Originally published at PLoS Speaking of Medicine
Although tremendous strides in fighting stigma and discrimination against people with HIV/AIDS have been made since the beginning of the epidemic, cases of extreme discrimination still find their way into the US court system regularly. Just this year, a man in Pennsylvania was denied a job as a nurse’s assistant when he revealed his HIV status to his employer. Even more appallingly, HIV-positive individuals in the Alabama and South Carolina prison systems are isolated from other prisoners, regularly kept in solitary confinement, and often given special armbands to denote their HIV-positive status. On a global level, HIV stigma can lead to difficulty accessing testing and healthcare, which will almost certainly have a substantial impact on the quality of an individual’s life. Legal recourse often rights these wrongs for the individual, but this kind of discrimination leads to the spread of false beliefs about transmission, the very driver of stigma. In the U.S., as of 2009, one in five Americans believed that HIV could be spread by sharing a drinking glass, swimming in a pool with someone who is HIV-positive, or touching a toilet seat.

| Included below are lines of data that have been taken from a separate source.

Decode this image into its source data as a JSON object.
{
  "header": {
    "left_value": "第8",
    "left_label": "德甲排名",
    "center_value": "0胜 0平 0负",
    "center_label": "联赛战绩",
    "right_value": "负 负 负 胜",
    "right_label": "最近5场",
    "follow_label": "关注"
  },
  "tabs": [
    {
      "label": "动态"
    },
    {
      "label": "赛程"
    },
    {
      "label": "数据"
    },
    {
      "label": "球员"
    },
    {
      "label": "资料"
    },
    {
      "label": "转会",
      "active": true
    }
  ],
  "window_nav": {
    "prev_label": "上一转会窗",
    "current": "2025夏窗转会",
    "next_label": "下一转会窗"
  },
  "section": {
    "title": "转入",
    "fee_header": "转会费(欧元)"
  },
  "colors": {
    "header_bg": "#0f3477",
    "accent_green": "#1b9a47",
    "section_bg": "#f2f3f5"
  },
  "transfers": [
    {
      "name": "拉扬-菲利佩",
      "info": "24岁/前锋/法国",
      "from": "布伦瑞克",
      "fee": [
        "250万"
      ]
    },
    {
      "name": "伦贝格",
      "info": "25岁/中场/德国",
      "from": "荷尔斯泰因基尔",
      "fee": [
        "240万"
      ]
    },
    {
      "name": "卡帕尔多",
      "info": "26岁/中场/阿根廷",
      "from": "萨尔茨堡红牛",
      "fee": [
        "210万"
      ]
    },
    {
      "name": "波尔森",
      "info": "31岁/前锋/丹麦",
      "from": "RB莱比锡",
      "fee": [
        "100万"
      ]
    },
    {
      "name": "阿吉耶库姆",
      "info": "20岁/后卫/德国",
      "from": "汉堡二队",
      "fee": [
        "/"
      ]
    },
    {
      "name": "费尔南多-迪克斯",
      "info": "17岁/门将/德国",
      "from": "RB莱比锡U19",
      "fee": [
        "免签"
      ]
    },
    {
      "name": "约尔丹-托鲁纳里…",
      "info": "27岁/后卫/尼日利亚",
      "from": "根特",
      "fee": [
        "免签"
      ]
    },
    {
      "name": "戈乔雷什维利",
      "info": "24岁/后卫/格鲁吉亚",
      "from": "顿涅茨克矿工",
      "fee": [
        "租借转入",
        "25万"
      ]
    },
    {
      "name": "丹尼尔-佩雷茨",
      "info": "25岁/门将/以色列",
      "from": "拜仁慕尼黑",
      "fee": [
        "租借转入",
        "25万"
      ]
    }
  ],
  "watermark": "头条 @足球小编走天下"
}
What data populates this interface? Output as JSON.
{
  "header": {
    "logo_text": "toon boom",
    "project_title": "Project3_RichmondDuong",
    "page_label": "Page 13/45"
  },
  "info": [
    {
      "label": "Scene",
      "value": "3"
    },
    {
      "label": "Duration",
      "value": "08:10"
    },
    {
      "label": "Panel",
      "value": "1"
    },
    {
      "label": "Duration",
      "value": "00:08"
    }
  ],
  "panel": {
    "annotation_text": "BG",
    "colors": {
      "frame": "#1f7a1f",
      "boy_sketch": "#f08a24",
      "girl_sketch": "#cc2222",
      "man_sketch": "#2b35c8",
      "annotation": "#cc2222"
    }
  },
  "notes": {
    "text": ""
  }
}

Discrimination against people with HIV/AIDS is probably the most prominent form of disease stigma in the late 20th and early 21st centuries. But disease stigma has an incredibly long history, one that spans back to the medieval period’s panic over leprosy. Strikingly, in nearly every stage of history in reference to almost every major disease outbreak, one stigmatizing theme is constant: disease outbreaks are blamed on a “low” or “immoral” class of people who must be quarantined and removed as a threat to society. These “low” and “immoral” people are often identified as outsiders, on the fringes of society, including foreigners, immigrants, racial minorities, and people of low socioeconomic status.
Emerging infectious diseases in their early stages, especially when modes of transmission are unknown, are especially vulnerable to stigma. Consider the case of polio in America. In the early days of the polio epidemic, although polio struck poor and rich alike, public health officials cited poverty and a “dirty” urban environment as major drivers of the epidemic. The early response to polio was therefore often to quarantine low-income urban dwellers with the disease.
The 1892 outbreaks of typhus fever and cholera in New York City are two other good examples. These outbreaks were both blamed on Jewish immigrants from Eastern Europe. Upon arriving in New York, Jewish immigrants, healthy and sick, were quarantined in unsanitary conditions on North Brother Island at the command of the New York City Department of Health. Although it is important to take infectious disease control seriously, these measures ended up stigmatizing an entire group of immigrants rather than pursuing control measures based on sound scientific principles. This “us” versus “them” dynamic is common to stigma in general and indicates a way in which disease stigma can be viewed as a proxy for other types of fears, especially xenophobia and general fear of outsiders.
The fear of the diseased outsider is still pervasive. Until 2009, for instance, HIV-positive individuals were not allowed to enter the United States. The lifting of the travel ban allowed for the 2012 International AIDS Conference to be held in the United States for the first time in over 20 years. The connection between foreign “invasion” and disease “invasion” had become so ingrained that an illness that presented no threat of transmission through casual contact became a barrier to travel.
What can we learn from this history? Stigma and discrimination remain serious barriers to care for people with HIV/AIDS and tuberculosis, among other illnesses. Figuring out ways to reduce this stigma should be seen as part and parcel of medical care. Recognizing disease stigma’s long history can give us insight into how exactly stigmatizing attitudes are formed and how they are disbanded. Instead of simply blaming the ignorance of people espousing stigmatizing attitudes about certain diseases, we should try to understand precisely how these attitudes are formed so that we can intervene in their dissemination.
We should also be looking to history to see what sorts of interventions against stigma may have worked in the past. How are stigmatizing attitudes relinquished? Is education the key, and if so, what is the most effective way of disseminating this kind of knowledge? How should media sources depict epidemiological data without stirring fear of certain ethnic, racial, or socioeconomic groups in which incidence of a certain disease might be increasing? How can public health experts and clinicians be sure not to inadvertently place blame on those afflicted with particular illnesses? Ongoing research into stigma should evaluate what has worked in the past. This might give us some clues about what might work now to reduce devastating discrimination that keeps people from getting the care they need.